I used the MovieLens dataset to study the relationship between the number of ratings and the average rating of movies. I created a bubble plot using ggplot, where the x-axis shows the number of ratings and the y-axis shows the average rating. The size of each bubble represents how many ratings a movie has, and the color shows the average rating, with blue for lower ratings and red for higher ratings. I also used the extrafont library to improve the font and make the graph look better.

In addition, I created an interactive scatterplot using Highcharter. In this plot, movies are divided into low rating and high rating groups with different colors. When you hover over a point, you can see more information like the movie title, genre, number of ratings, and average rating.

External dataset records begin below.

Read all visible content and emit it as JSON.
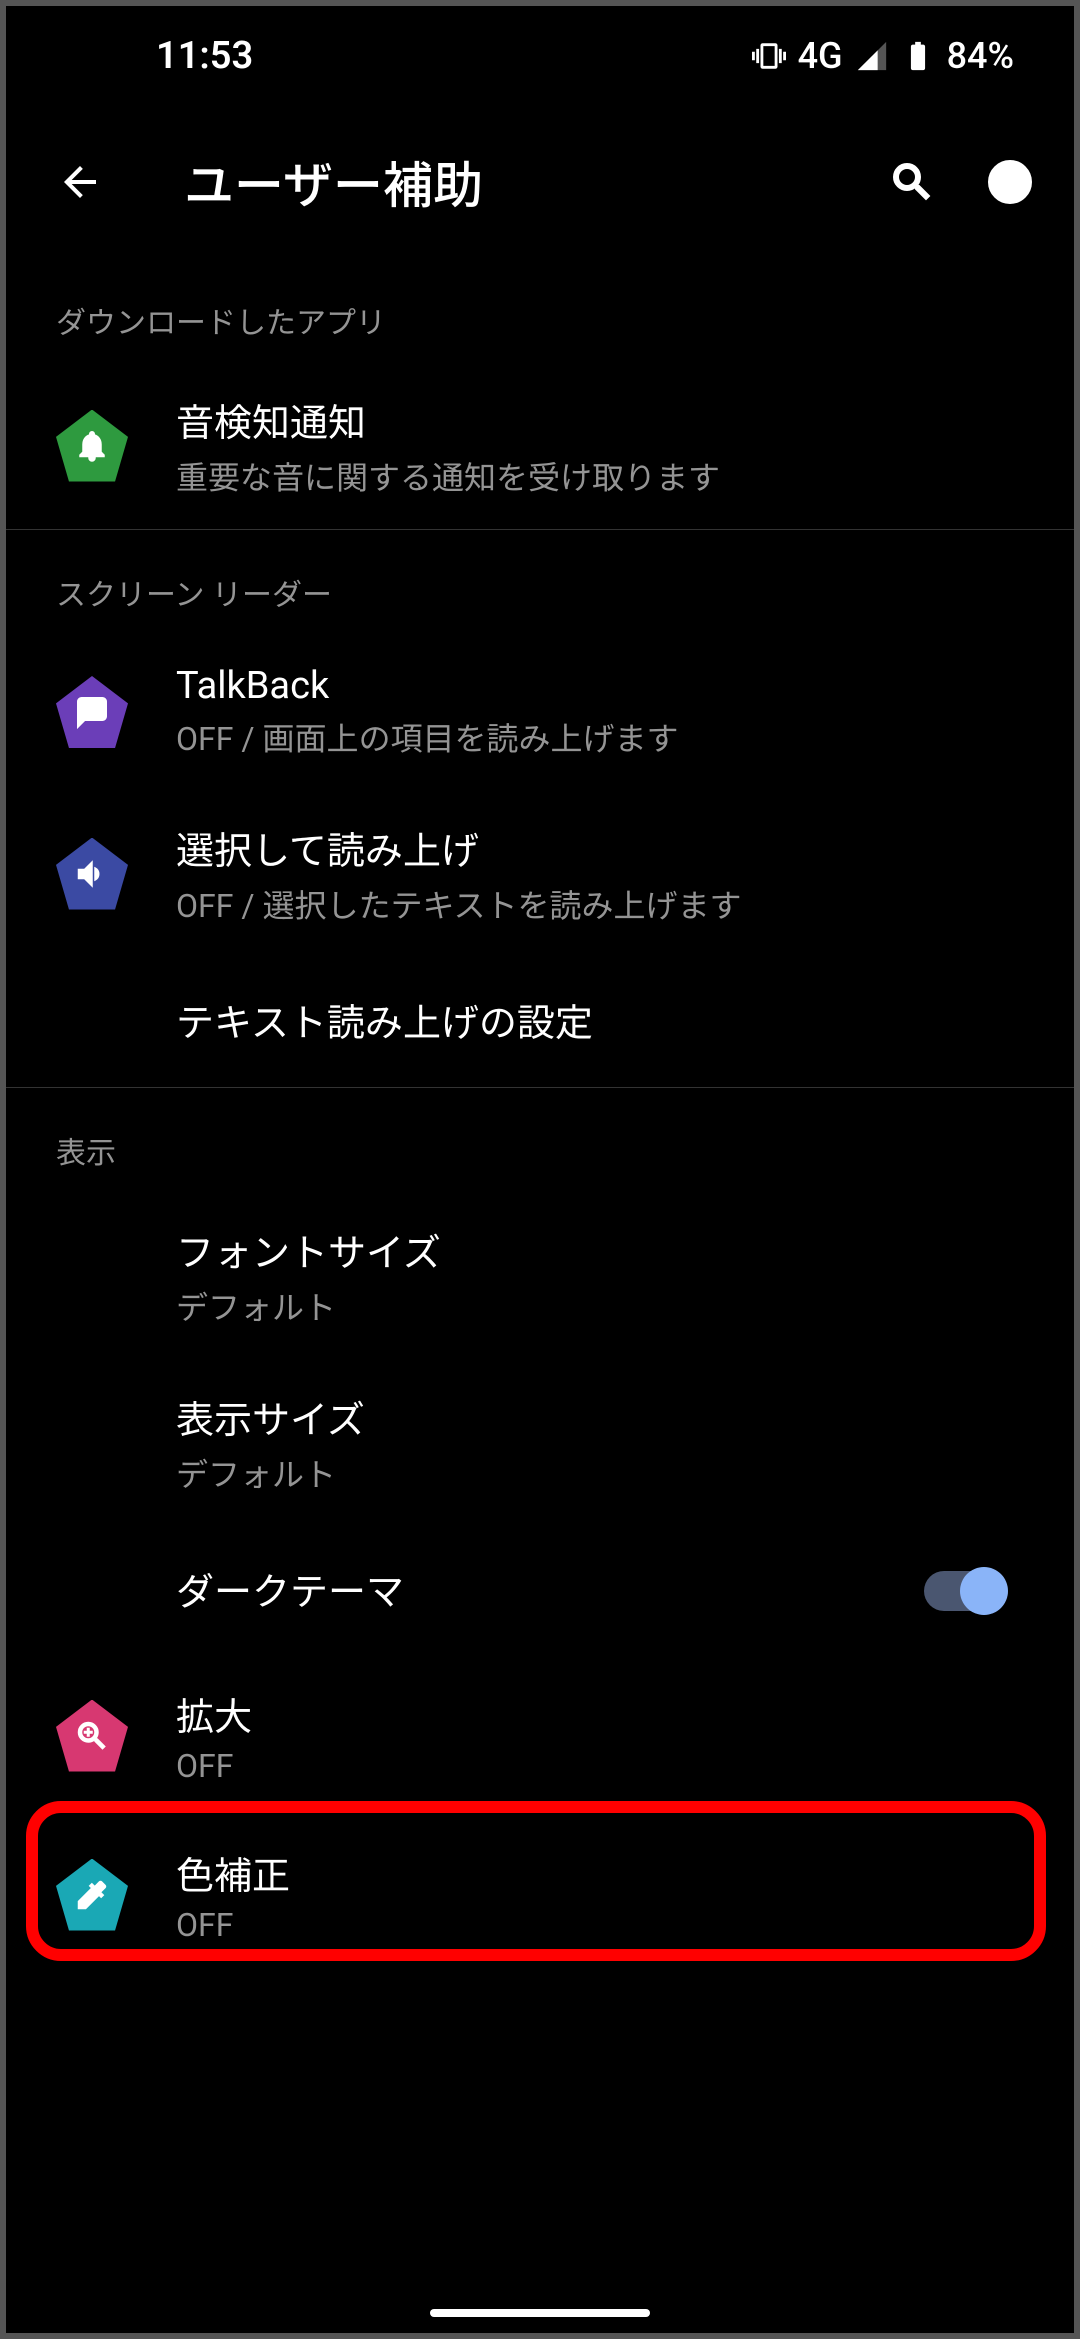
{
  "status": {
    "time": "11:53",
    "network": "4G",
    "battery": "84%"
  },
  "header": {
    "title": "ユーザー補助"
  },
  "sections": {
    "downloaded": {
      "label": "ダウンロードしたアプリ"
    },
    "screenReader": {
      "label": "スクリーン リーダー"
    },
    "display": {
      "label": "表示"
    }
  },
  "items": {
    "soundNotification": {
      "title": "音検知通知",
      "subtitle": "重要な音に関する通知を受け取ります"
    },
    "talkback": {
      "title": "TalkBack",
      "subtitle": "OFF / 画面上の項目を読み上げます"
    },
    "selectToSpeak": {
      "title": "選択して読み上げ",
      "subtitle": "OFF / 選択したテキストを読み上げます"
    },
    "ttsSettings": {
      "title": "テキスト読み上げの設定"
    },
    "fontSize": {
      "title": "フォントサイズ",
      "subtitle": "デフォルト"
    },
    "displaySize": {
      "title": "表示サイズ",
      "subtitle": "デフォルト"
    },
    "darkTheme": {
      "title": "ダークテーマ",
      "enabled": true
    },
    "magnify": {
      "title": "拡大",
      "subtitle": "OFF"
    },
    "colorCorrection": {
      "title": "色補正",
      "subtitle": "OFF"
    }
  }
}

At first, I tried to create a bubble plot in Highcharter to match my main plot, but it looked too messy and harder to read, so I decided to use a scatterplot instead. I also tried to combine all the points together because I noticed that low ratings and high ratings were separated. I am not sure if what I did is correct , but I found a way to display them together like in the visualization.